The identification and characterization of novel genes and pathways involved in Drosophila melanogaster hematopoiesis

Parallels between vertebrate and Drosophila hematopoiesis add to the value of flies as a model organism to gain insights into blood development. These parallels include lineage hierarchy, multiple waves and shifting sites of hematopoiesis, functionality, signaling factors, and disease. The Drosophila hematopoietic system is composed of three classes of terminally differentiated blood cells: plasmatocytes, crystal cells, and lamellocytes. Recent studies have suggested a lineage pathway in Drosophila involving proteins similar to those seen in human blood development. To identify additional genes involved in Drosophila hematopoiesis we have conducted a P-element screen to isolate mutations that affect embryonic crystal cell development. Using a marker of terminally differentiated crystal cells, we screened 1040 P-element lethal lines covering approximately 25% of the Drosophila genome. We identified 42 individual lines that cause a reduction in crystal cell number and two lines that result in crystal cell mislocalization. Identifying novel genes and pathways involved in Drosophila hematopoiesis may provide further insight into mammalian hematopoiesis and leukemia.;Our studies of Drosophila hematopoiesis indicate that the upregulation of labial by gap-like genes during the blastoderm stage of development, independent of Dpp signaling, is most likely involved in the specification of the crystal cell primordia.

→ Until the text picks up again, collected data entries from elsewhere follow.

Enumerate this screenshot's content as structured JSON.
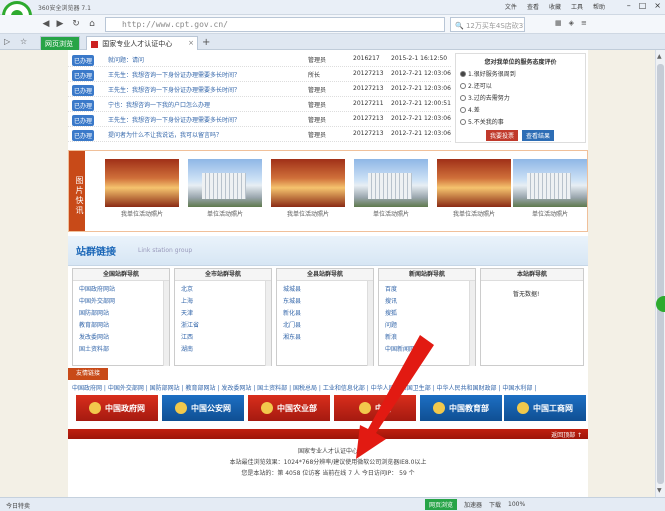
{
  "browser": {
    "app_name": "360安全浏览器 7.1",
    "menu": [
      "文件",
      "查看",
      "收藏",
      "工具",
      "帮助"
    ],
    "url": "http://www.cpt.gov.cn/",
    "search_placeholder": "12万买车4S店砍37万",
    "tabs": [
      {
        "label": "网页浏览"
      },
      {
        "label": "国家专业人才认证中心"
      }
    ],
    "new_tab": "+",
    "status_left": "今日特卖",
    "status_items": [
      "网页浏览",
      "加速器",
      "下载",
      "100%"
    ]
  },
  "messages": [
    {
      "status": "已办理",
      "text": "就问题：请问",
      "role": "管理员",
      "num": "2016217",
      "date": "2015-2-1 16:12:50"
    },
    {
      "status": "已办理",
      "text": "王先生：我想咨询一下身份证办理需要多长时间？",
      "role": "所长",
      "num": "20127213",
      "date": "2012-7-21 12:03:06"
    },
    {
      "status": "已办理",
      "text": "王先生：我想咨询一下身份证办理需要多长时间？",
      "role": "管理员",
      "num": "20127213",
      "date": "2012-7-21 12:03:06"
    },
    {
      "status": "已办理",
      "text": "宁也：我想咨询一下我的户口怎么办理",
      "role": "管理员",
      "num": "20127211",
      "date": "2012-7-21 12:00:51"
    },
    {
      "status": "已办理",
      "text": "王先生：我想咨询一下身份证办理需要多长时间？",
      "role": "管理员",
      "num": "20127213",
      "date": "2012-7-21 12:03:06"
    },
    {
      "status": "已办理",
      "text": "提问者为什么不让我说话，我可以留言吗？",
      "role": "管理员",
      "num": "20127213",
      "date": "2012-7-21 12:03:06"
    }
  ],
  "poll": {
    "title": "您对我单位的服务态度评价",
    "options": [
      "1.很好服务很周到",
      "2.还可以",
      "3.过的去需努力",
      "4.差",
      "5.不关我的事"
    ],
    "selected_index": 0,
    "vote_btn": "我要投票",
    "result_btn": "查看结果"
  },
  "photos": {
    "label": "图片快讯",
    "items": [
      {
        "caption": "我单位活动照片",
        "kind": "hall"
      },
      {
        "caption": "单位活动照片",
        "kind": "bldg"
      },
      {
        "caption": "我单位活动照片",
        "kind": "hall"
      },
      {
        "caption": "单位活动照片",
        "kind": "bldg"
      },
      {
        "caption": "我单位活动照片",
        "kind": "hall"
      },
      {
        "caption": "单位活动照片",
        "kind": "bldg"
      }
    ]
  },
  "sites": {
    "title": "站群链接",
    "subtitle": "Link station group"
  },
  "nav_columns": [
    {
      "title": "全国站群导航",
      "items": [
        "中国政府网站",
        "中国外交部网",
        "国防部网站",
        "教育部网站",
        "发改委网站",
        "国土资料部"
      ]
    },
    {
      "title": "全市站群导航",
      "items": [
        "北京",
        "上海",
        "天津",
        "浙江省",
        "江西",
        "湖南"
      ]
    },
    {
      "title": "全县站群导航",
      "items": [
        "城城县",
        "东城县",
        "新化县",
        "北门县",
        "湘东县"
      ]
    },
    {
      "title": "新闻站群导航",
      "items": [
        "百度",
        "搜讯",
        "搜狐",
        "问题",
        "新浪",
        "中国新闻网"
      ]
    },
    {
      "title": "本站群导航",
      "items": [],
      "nodata": "暂无数据!"
    }
  ],
  "friend": {
    "title": "友情链接",
    "links": "中国政府网 | 中国外交部网 | 国防部网站 | 教育部网站 | 发改委网站 | 国土资料部 | 国税总局 | 工业和信息化部 | 中华人民共和国卫生部 | 中华人民共和国财政部 | 中国水利部 |",
    "banners": [
      {
        "label": "中国政府网",
        "color": "red"
      },
      {
        "label": "中国公安网",
        "color": "blue"
      },
      {
        "label": "中国农业部",
        "color": "red"
      },
      {
        "label": "中国",
        "color": "red"
      },
      {
        "label": "中国教育部",
        "color": "blue"
      },
      {
        "label": "中国工商网",
        "color": "blue"
      }
    ]
  },
  "redbar": {
    "back": "返回顶部 ↑"
  },
  "footer": {
    "line1": "国家专业人才认证中心",
    "line2": "本站最佳浏览效果：1024*768分辨率/建议使用微软公司浏览器IE8.0以上",
    "line3": "您是本站的：第 4058 位访客  当前在线 7 人 今日访问IP： 59 个"
  }
}
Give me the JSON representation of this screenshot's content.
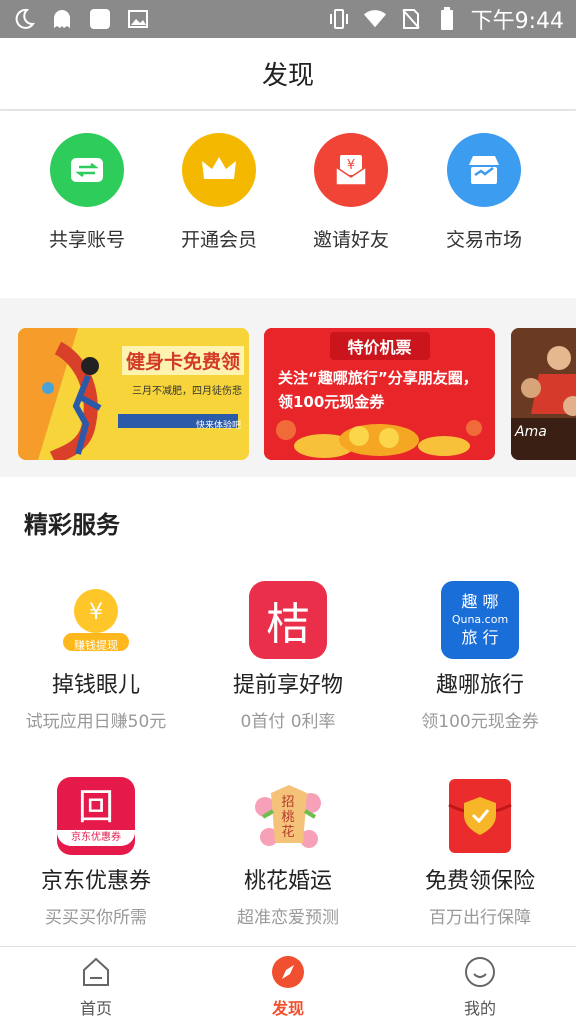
{
  "status_bar": {
    "time": "下午9:44",
    "icons": [
      "moon-icon",
      "ghost-icon",
      "app-icon",
      "image-icon",
      "vibrate-icon",
      "wifi-icon",
      "no-sim-icon",
      "battery-icon"
    ]
  },
  "header": {
    "title": "发现"
  },
  "quick_actions": [
    {
      "label": "共享账号",
      "icon": "share-account-icon",
      "color": "#2ecc5a"
    },
    {
      "label": "开通会员",
      "icon": "crown-icon",
      "color": "#f5b800"
    },
    {
      "label": "邀请好友",
      "icon": "red-envelope-icon",
      "color": "#f04436"
    },
    {
      "label": "交易市场",
      "icon": "market-icon",
      "color": "#3c9cf0"
    }
  ],
  "banners": [
    {
      "title": "健身卡免费领",
      "subtitle": "三月不减肥，四月徒伤悲",
      "tag": "快来体验吧"
    },
    {
      "title": "特价机票",
      "text": "关注“趣哪旅行”分享朋友圈，领100元现金券"
    },
    {
      "text": "Ama"
    }
  ],
  "services": {
    "title": "精彩服务",
    "items": [
      {
        "name": "掉钱眼儿",
        "sub": "试玩应用日赚50元",
        "icon": "coin-withdraw-icon",
        "badge": "赚钱提现"
      },
      {
        "name": "提前享好物",
        "sub": "0首付 0利率",
        "icon": "jie-icon",
        "glyph": "桔"
      },
      {
        "name": "趣哪旅行",
        "sub": "领100元现金券",
        "icon": "quna-icon",
        "lines": [
          "趣 哪",
          "Quna.com",
          "旅 行"
        ]
      },
      {
        "name": "京东优惠券",
        "sub": "买买买你所需",
        "icon": "jd-coupon-icon",
        "glyph": "回",
        "badge": "京东优惠券"
      },
      {
        "name": "桃花婚运",
        "sub": "超准恋爱预测",
        "icon": "peach-blossom-icon",
        "glyph": "招桃花"
      },
      {
        "name": "免费领保险",
        "sub": "百万出行保障",
        "icon": "insurance-icon"
      }
    ]
  },
  "bottom_nav": [
    {
      "label": "首页",
      "icon": "home-icon",
      "active": false
    },
    {
      "label": "发现",
      "icon": "compass-icon",
      "active": true
    },
    {
      "label": "我的",
      "icon": "smile-icon",
      "active": false
    }
  ],
  "colors": {
    "accent": "#f0502f",
    "status_bar": "#8a8a8a"
  }
}
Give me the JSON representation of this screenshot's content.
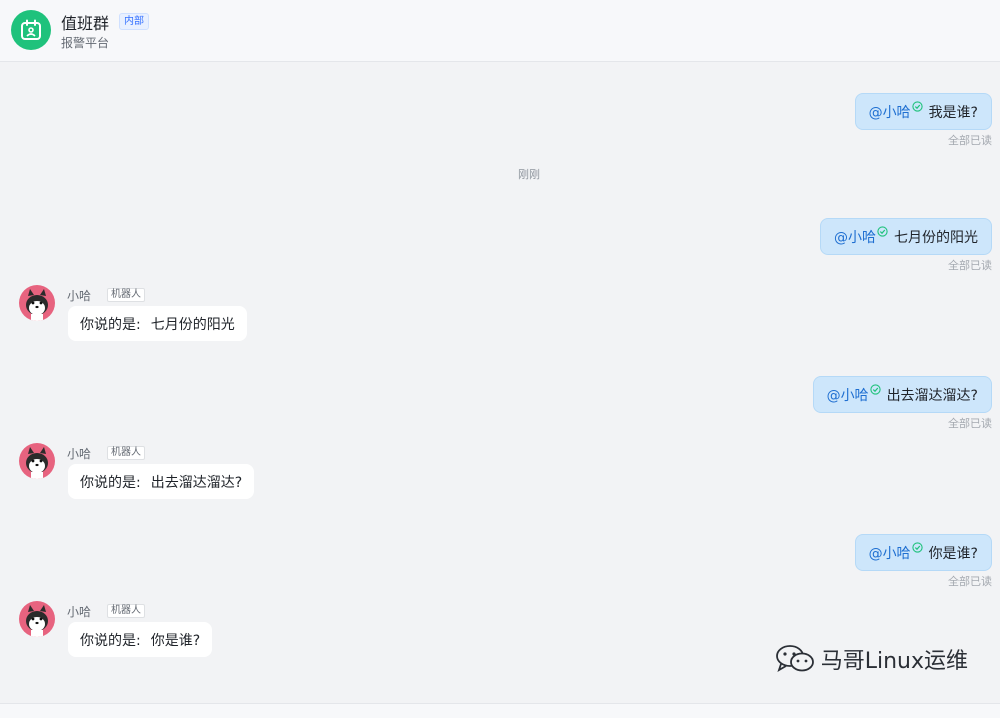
{
  "header": {
    "group_name": "值班群",
    "group_tag": "内部",
    "group_subtitle": "报警平台",
    "avatar_icon": "calendar-icon",
    "avatar_color": "#1fc27c"
  },
  "time_separator": "刚刚",
  "read_label": "全部已读",
  "mention": "@小哈",
  "outgoing": [
    {
      "text": "我是谁?"
    },
    {
      "text": "七月份的阳光"
    },
    {
      "text": "出去溜达溜达?"
    },
    {
      "text": "你是谁?"
    }
  ],
  "incoming": [
    {
      "sender": "小哈",
      "tag": "机器人",
      "prefix": "你说的是:",
      "text": "七月份的阳光"
    },
    {
      "sender": "小哈",
      "tag": "机器人",
      "prefix": "你说的是:",
      "text": "出去溜达溜达?"
    },
    {
      "sender": "小哈",
      "tag": "机器人",
      "prefix": "你说的是:",
      "text": "你是谁?"
    }
  ],
  "watermark": {
    "text": "马哥Linux运维",
    "icon": "wechat-icon"
  },
  "colors": {
    "outgoing_bubble": "#cde6fb",
    "incoming_bubble": "#ffffff",
    "mention": "#1f6fd1",
    "read_check": "#1fc27c"
  }
}
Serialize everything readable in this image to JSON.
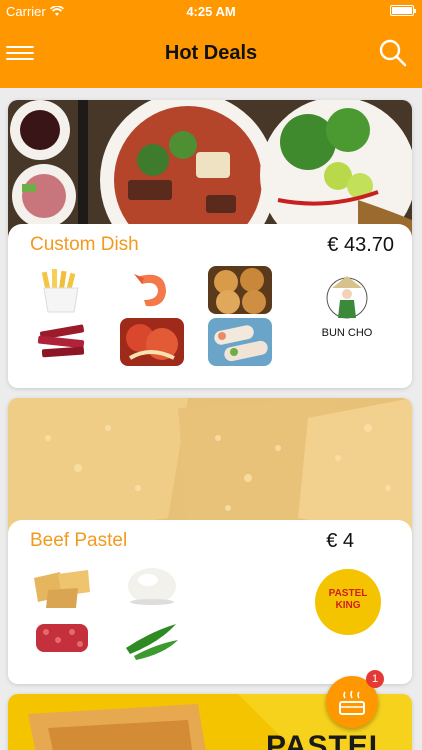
{
  "status_bar": {
    "carrier": "Carrier",
    "time": "4:25 AM"
  },
  "header": {
    "title": "Hot Deals",
    "menu_icon": "hamburger-menu-icon",
    "search_icon": "search-icon"
  },
  "deals": [
    {
      "name": "Custom Dish",
      "price": "€ 43.70",
      "restaurant_logo_text": "BUN CHO",
      "items": [
        "french fries",
        "shrimp",
        "spring rolls",
        "beef jerky",
        "kimchi",
        "rice paper rolls"
      ]
    },
    {
      "name": "Beef Pastel",
      "price": "€ 4",
      "restaurant_logo_text": "PASTEL KING",
      "items": [
        "pastel",
        "dough ball",
        "minced beef",
        "green peppers"
      ]
    },
    {
      "banner_text": "PASTEL"
    }
  ],
  "cart": {
    "icon": "food-tray-icon",
    "count": "1"
  },
  "colors": {
    "brand_orange": "#ff9800",
    "dish_name": "#f29a1e",
    "badge": "#e53935"
  }
}
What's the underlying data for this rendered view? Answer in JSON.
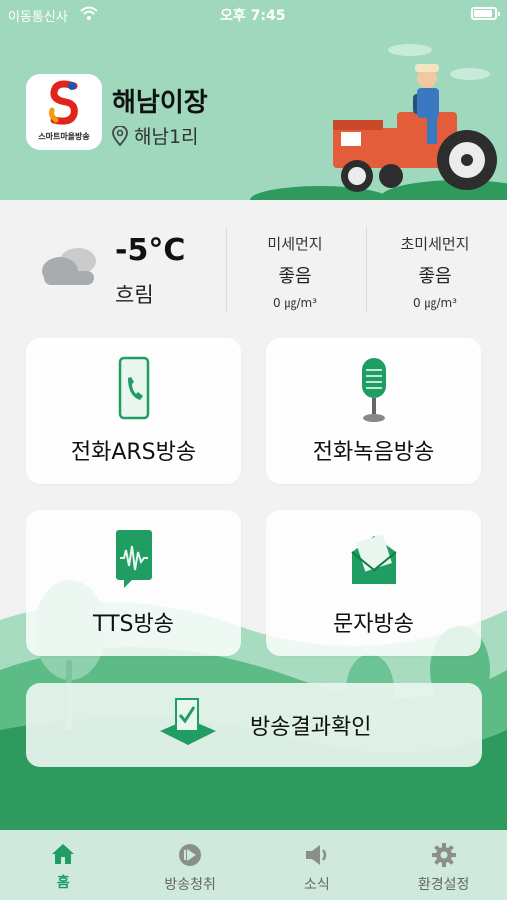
{
  "status_bar": {
    "carrier": "이동통신사",
    "time": "오후 7:45",
    "battery_level": 0.9
  },
  "header": {
    "logo_caption": "스마트마을방송",
    "village_name": "해남이장",
    "location": "해남1리"
  },
  "weather": {
    "temperature": "-5°C",
    "condition": "흐림",
    "fine_dust": {
      "title": "미세먼지",
      "grade": "좋음",
      "value": "0 ㎍/m³"
    },
    "ultra_fine_dust": {
      "title": "초미세먼지",
      "grade": "좋음",
      "value": "0 ㎍/m³"
    }
  },
  "menu": {
    "phone_ars": "전화ARS방송",
    "phone_record": "전화녹음방송",
    "tts": "TTS방송",
    "sms": "문자방송",
    "result": "방송결과확인"
  },
  "tabs": [
    {
      "label": "홈",
      "icon": "home-icon",
      "active": true
    },
    {
      "label": "방송청취",
      "icon": "play-icon",
      "active": false
    },
    {
      "label": "소식",
      "icon": "speaker-icon",
      "active": false
    },
    {
      "label": "환경설정",
      "icon": "gear-icon",
      "active": false
    }
  ],
  "colors": {
    "accent": "#1f9d63",
    "header_bg": "#9fd8bd",
    "tabbar_bg": "#cfe9dd"
  }
}
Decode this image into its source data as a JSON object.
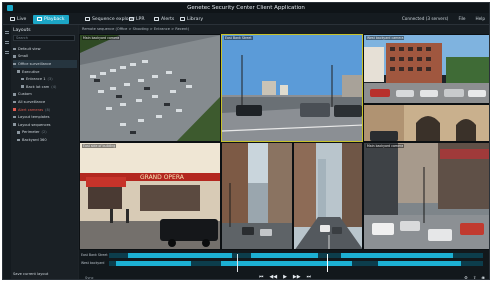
{
  "window": {
    "title": "Genetec Security Center Client Application"
  },
  "menu": {
    "tabs": [
      {
        "label": "Live",
        "icon": "monitor-icon"
      },
      {
        "label": "Playback",
        "icon": "playback-icon"
      },
      {
        "label": "Sequence explorer",
        "icon": "sequence-icon"
      },
      {
        "label": "LPR",
        "icon": "lpr-icon"
      },
      {
        "label": "Alerts",
        "icon": "bell-icon"
      },
      {
        "label": "Library",
        "icon": "library-icon"
      }
    ],
    "right": {
      "connection": "Connected (3 servers)",
      "file": "File",
      "help": "Help"
    }
  },
  "sidebar": {
    "title": "Layouts",
    "search_placeholder": "Search",
    "items": [
      {
        "label": "Default view",
        "count": ""
      },
      {
        "label": "Small",
        "count": ""
      },
      {
        "label": "Office surveillance",
        "count": ""
      },
      {
        "label": "Executive",
        "count": ""
      },
      {
        "label": "Entrance 1",
        "count": "(3)"
      },
      {
        "label": "Back lot cam",
        "count": "(4)"
      },
      {
        "label": "Custom",
        "count": ""
      },
      {
        "label": "All surveillance",
        "count": ""
      },
      {
        "label": "Alert cameras",
        "count": "(8)"
      },
      {
        "label": "Layout templates",
        "count": ""
      },
      {
        "label": "Layout sequences",
        "count": ""
      },
      {
        "label": "Perimeter",
        "count": "(2)"
      },
      {
        "label": "Backyard 360",
        "count": ""
      }
    ],
    "add_layout": "Save current layout"
  },
  "breadcrumb": "Remote sequence (Office > Shooting > Entrance > Recent)",
  "tiles": [
    {
      "caption": "Main backyard camera"
    },
    {
      "caption": "East Bank Street"
    },
    {
      "caption": "West backyard camera"
    },
    {
      "caption": ""
    },
    {
      "caption": "East side of building"
    },
    {
      "caption": ""
    },
    {
      "caption": ""
    },
    {
      "caption": "Main backyard camera"
    }
  ],
  "timeline": {
    "track_labels": [
      "East Bank Street",
      "West backyard"
    ],
    "left_text": "Sync",
    "right_icons": [
      "settings",
      "export",
      "snapshot"
    ]
  }
}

We show that Dpp plays a non-cell autonomous and most likely, an indirect role in the promotion both lineages of blood cell development genetically downstream of Srp expression. This work has also identified a role for EGFR and ebi in Drosophila hematopoiesis. These studies indicate that EGFR may be acting through ebi to regulate crystal cell development and working independently of ebi to regulate the proliferation and migration of plasmatoctyes.